Readers of science fiction and, in particular, fantasy often read about the evils of zealotry in fictional worlds, and how it destroys people. Likewise, we in the “enlightened” and industrialized world, particularly the western world, tend to look down on the Islamic “zealots,” and to ignore anything they say which doesn’t agree with our view of the world. Now… don’t get me wrong. I am not an apologist for the excesses of Islam, nor do I have any desire to live in a culture dominated by any version of Sharia, but we tend to forget that western industrialized culture also has its zealots. In particular I’m referring to the far right-wing, the business-model-is-best, policy wonks, politicians, and bureaucrats.
Earlier, I mentioned how the failures of airline deregulation could be traced to the fact that those structuring the deregulation failed to understand or even consider that the industry doesn’t fit into a free market because there are far too many geographic, economic, and structural barriers to free and open competition. But those facts were brushed aside, and now travelers face the possibility of transportation purgatory every time they enter an airport.
Just the other day I read that some economists were re-thinking the “free-trade” ideal, and the idea that free trade was always a blessing. In fact, this group concluded free trade might not necessarily be good for some developing nations, good as it might be for the rest of the world. Then, there are the educational bureaucrats who have been attempting to restructure education on a “business basis,” which results in institutions competing for students on the basis of popularity, the increasing easiness of courses and majors, and in the watering-down of curricula and the continued pressure to increase class sizes to gain economies of scale. Whole departments have been abolished in institution after institution because enrollments were not economic, all with little consideration about the educational role of a university — supposedly its purpose.
We face a tremendous oil crisis today in the United States because the “free-market” policies of our government continually discouraged investment in alternative fuels and in more efficient automotive transport, and it’s likely that at least one of the Big Three automakers will go under financially because a tacit reliance on the economic assumption that cheap oil would always be available, which encouraged U.S. automakers to concentrate on more profitable gas-guzzling huge SUVs and trucks. Yes, that was economics — short-term economics, because in consumer goods, the marketplace reflects the “now,” not the future. That’s just one of the problems with unfettered “free-marketing.” The readjustments when the economics change can be catastrophic, something the advocates of the “business model” fail to point out.

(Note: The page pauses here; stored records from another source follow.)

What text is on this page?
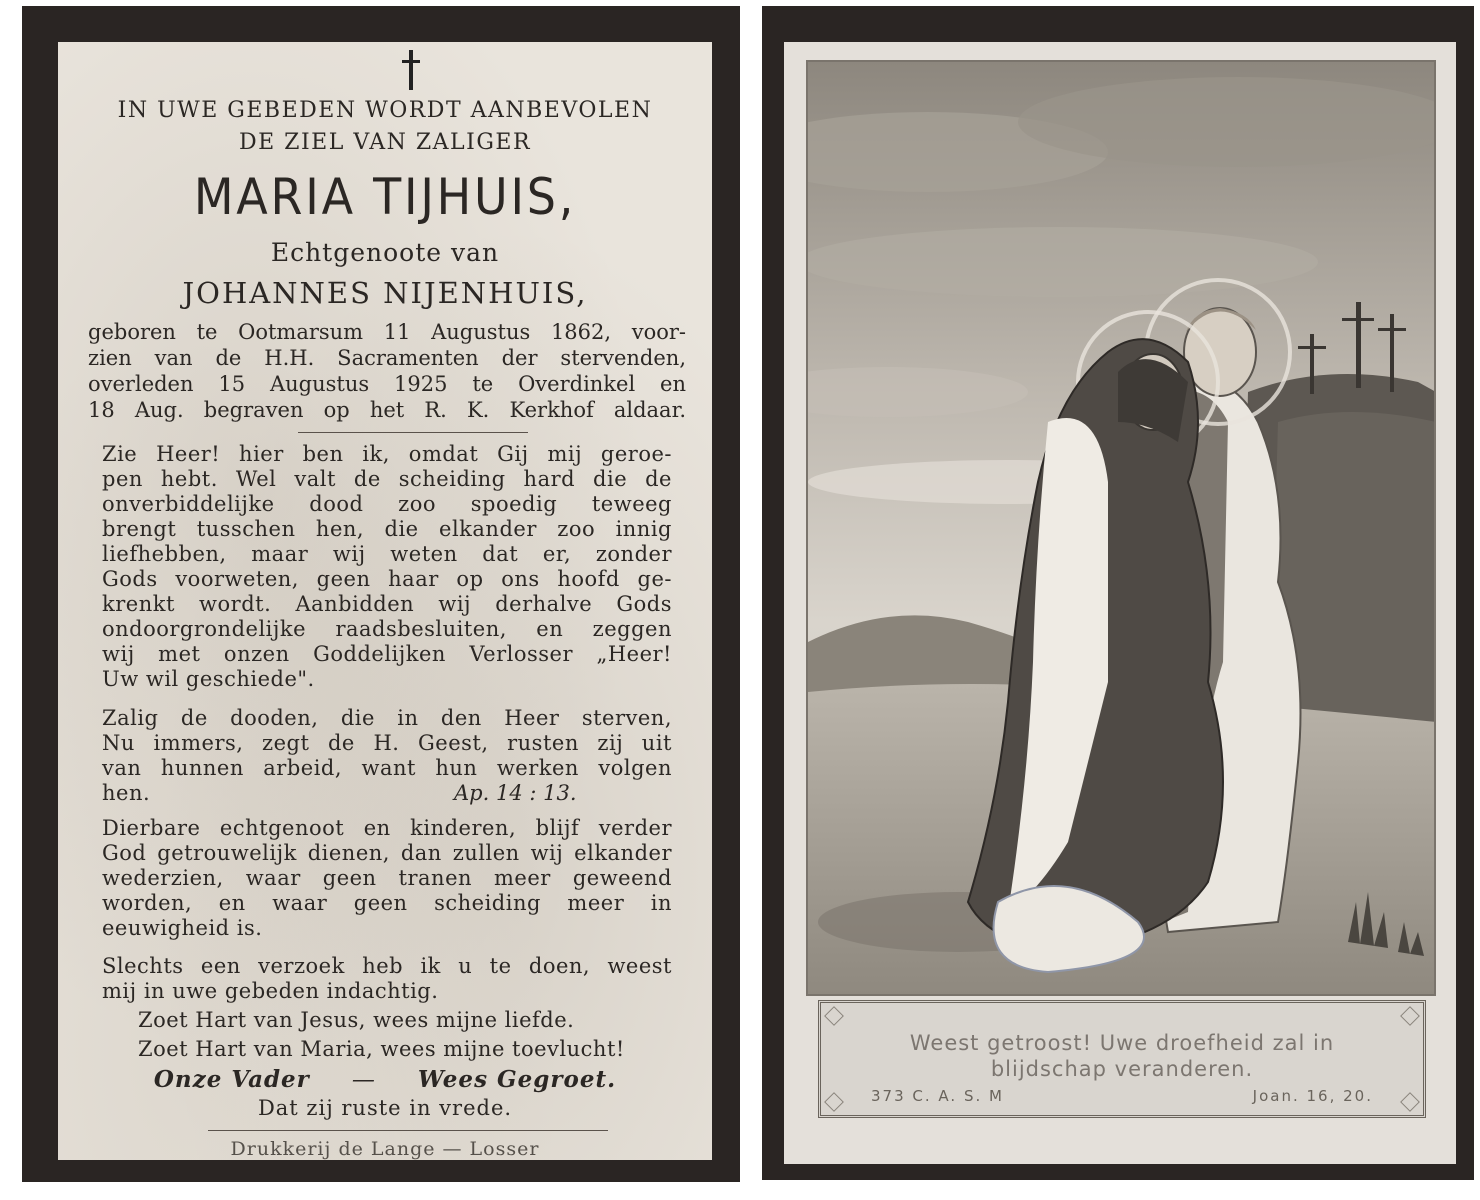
IN UWE GEBEDEN WORDT AANBEVOLEN
DE ZIEL VAN ZALIGER
MARIA TIJHUIS,
Echtgenoote van
JOHANNES NIJENHUIS,
geboren te Ootmarsum 11 Augustus 1862, voor-
zien van de H.H. Sacramenten der stervenden,
overleden 15 Augustus 1925 te Overdinkel en
18 Aug. begraven op het R. K. Kerkhof aldaar.
Zie Heer! hier ben ik, omdat Gij mij geroe-
pen hebt. Wel valt de scheiding hard die de
onverbiddelijke dood zoo spoedig teweeg
brengt tusschen hen, die elkander zoo innig
liefhebben, maar wij weten dat er, zonder
Gods voorweten, geen haar op ons hoofd ge-
krenkt wordt. Aanbidden wij derhalve Gods
ondoorgrondelijke raadsbesluiten, en zeggen
wij met onzen Goddelijken Verlosser „Heer!
Uw wil geschiede".
Zalig de dooden, die in den Heer sterven,
Nu immers, zegt de H. Geest, rusten zij uit
van hunnen arbeid, want hun werken volgen
hen.	Ap. 14 : 13.
Dierbare echtgenoot en kinderen, blijf verder
God getrouwelijk dienen, dan zullen wij elkander
wederzien, waar geen tranen meer geweend
worden, en waar geen scheiding meer in
eeuwigheid is.
Slechts een verzoek heb ik u te doen, weest
mij in uwe gebeden indachtig.
Zoet Hart van Jesus, wees mijne liefde.
Zoet Hart van Maria, wees mijne toevlucht!
Onze Vader — Wees Gegroet.
Dat zij ruste in vrede.
Drukkerij de Lange — Losser
Weest getroost! Uwe droefheid zal in
blijdschap veranderen.
373 C. A. S. M	Joan. 16, 20.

The problem is really fairly simple to describe: Not all aspects of any society fit the “free-market” mold, because while truly free markets are certainly efficient, first, not all societal actions fit into a free market, and, second, sometimes that vaunted free-market efficiency is brutally inhumane and uncivilized. Yet, anyone who raises those issues seriously and suggests that at times regulation and control of activities on a non-economic basis might just be necessary and justifiable risks an ire and scorn from the high priests of the market not all that much different in tone than non-believers in an Islamic nation risk from their high priests — except that in the United States, the market high priests only want the power to sever people from their jobs and benefits when either is “un-economic,” as opposed to severing people from their heads, which is highly possible in the more theocratic Islamic regimes.
In either case, however, just as in too many fantasy novels, the high priests are far more interested in the purity of their beliefs than in the practical welfare of their people, and in that sense, there’s not all that much difference between in the approach of the free-market zealots and the Islamic zealots.